When someone throws a spear at you while you’re quietly playing the harp for him, you know it’s time to run. (See, Watch Out, David!)
Saul decides to send men to David’s house to watch and then kill him the next morning. Saul’s daughter, Michal, who is also David’s wife, finds out about the plan. She warns David,
“If you don’t run for your life tonight, tomorrow you will be killed.” I Samuel 19:11
Micah lets David down through the window and off he goes to begin a lengthy time of escape.
David runs to Samuel, the prophet, who first anointed him to be the next king, but David is far away from being king. When Saul discovers David’s whereabouts, he sends men to pursue him.
David finds Jonathan, Saul’s son. They have become friends, but Jonathan can’t believe his father would be so cruel as to pursue David. Later, when Saul throws a spear at Jonathan, he realizes his father has gone mad. He continues to pledge friendship to David.

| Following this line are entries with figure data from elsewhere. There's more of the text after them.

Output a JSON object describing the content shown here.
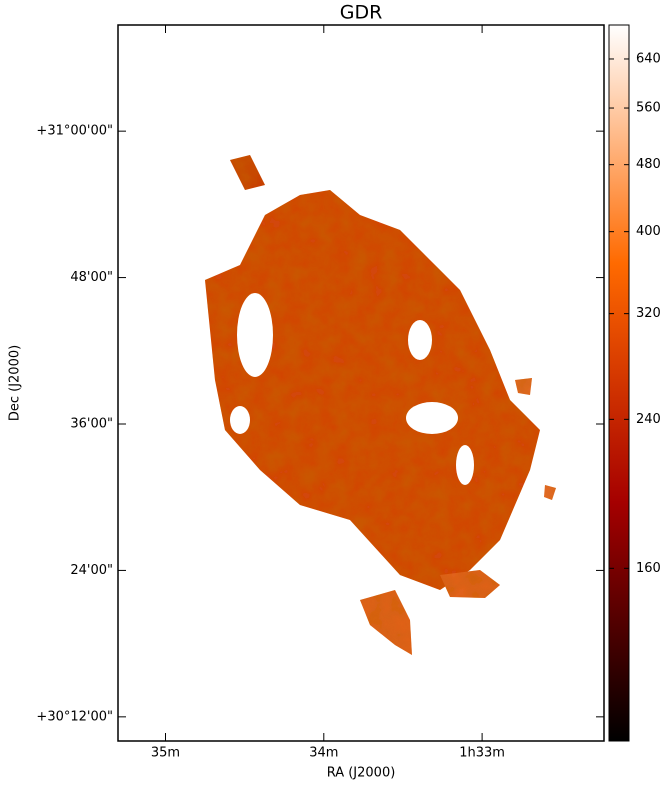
{
  "chart_data": {
    "type": "image",
    "title": "GDR",
    "xlabel": "RA (J2000)",
    "ylabel": "Dec (J2000)",
    "xlim": [
      95.3,
      92.23
    ],
    "xticks": [
      {
        "value": 95,
        "label": "35m"
      },
      {
        "value": 94,
        "label": "34m"
      },
      {
        "value": 93,
        "label": "1h33m"
      }
    ],
    "ylim": [
      30.167,
      31.145
    ],
    "yticks": [
      {
        "value": 31.0,
        "label": "+31°00'00\""
      },
      {
        "value": 30.8,
        "label": "48'00\""
      },
      {
        "value": 30.6,
        "label": "36'00\""
      },
      {
        "value": 30.4,
        "label": "24'00\""
      },
      {
        "value": 30.2,
        "label": "+30°12'00\""
      }
    ],
    "colorbar": {
      "scale": "log",
      "lim": [
        100,
        702
      ],
      "ticks": [
        160,
        240,
        320,
        400,
        480,
        560,
        640
      ],
      "colors": [
        "#000000",
        "#a50000",
        "#ff6a00",
        "#ffffff"
      ]
    }
  }
}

David escapes to a priest at Nod and receives bread and the spear that belonged to Goliath. He flees to Gath, but becomes suspect of the the king there, so off to the cave of Adullam. David’s prayer is found in Psalm 142 where he pleads with God for help.
“I cry to you Lord; you are my refuge.” Psalm 142:5
He is able to gather a motley crew of men around him.
All those who were in distress or in debt or discontented gathered around him, and he became their leader, about four hundred men. I Samuel 22:2
The prophet Gad tells David to go back to Judah, so David flees to the forest of Hereth.
Meanwhile, Saul discovers that David has been to the priest at Nod and sends for the priest. All eighty-five priests come and are chastised for rebelling against Saul. They defend David which sends Saul into a tailspin. He demands that his men kill all the priests. When they refuse, Saul commands Doeg the Edomite to do the dirty work plus kill the whole town of Nod.
One son of a priest escapes and tells David what has happened. David promises protection. Meanwhile, he discovers that the Philistines are about to overtake the town of Keilah. He inquires of the Lord if he should go into battle for them and receives word to go.
As you can see, David is on the run, but he continues to show signs of leadership. He is resourceful and discerning; he attracts an army of men, continues to defend his people, and seeks God’s strength and purpose in his life.
There’s more running to do, but let’s think about our own running. Maybe not from an enemy, but we often do a lot of running here and there, accomplishing tasks, pleasing people, keeping schedules, tending to messes and on and on.
What lessons can we learn as we go? Lessons of resourcefulness and discernment? Opportunities to seek God’s guidance and further purposes in our lives?
Grow us, Lord—even when we’re on the run.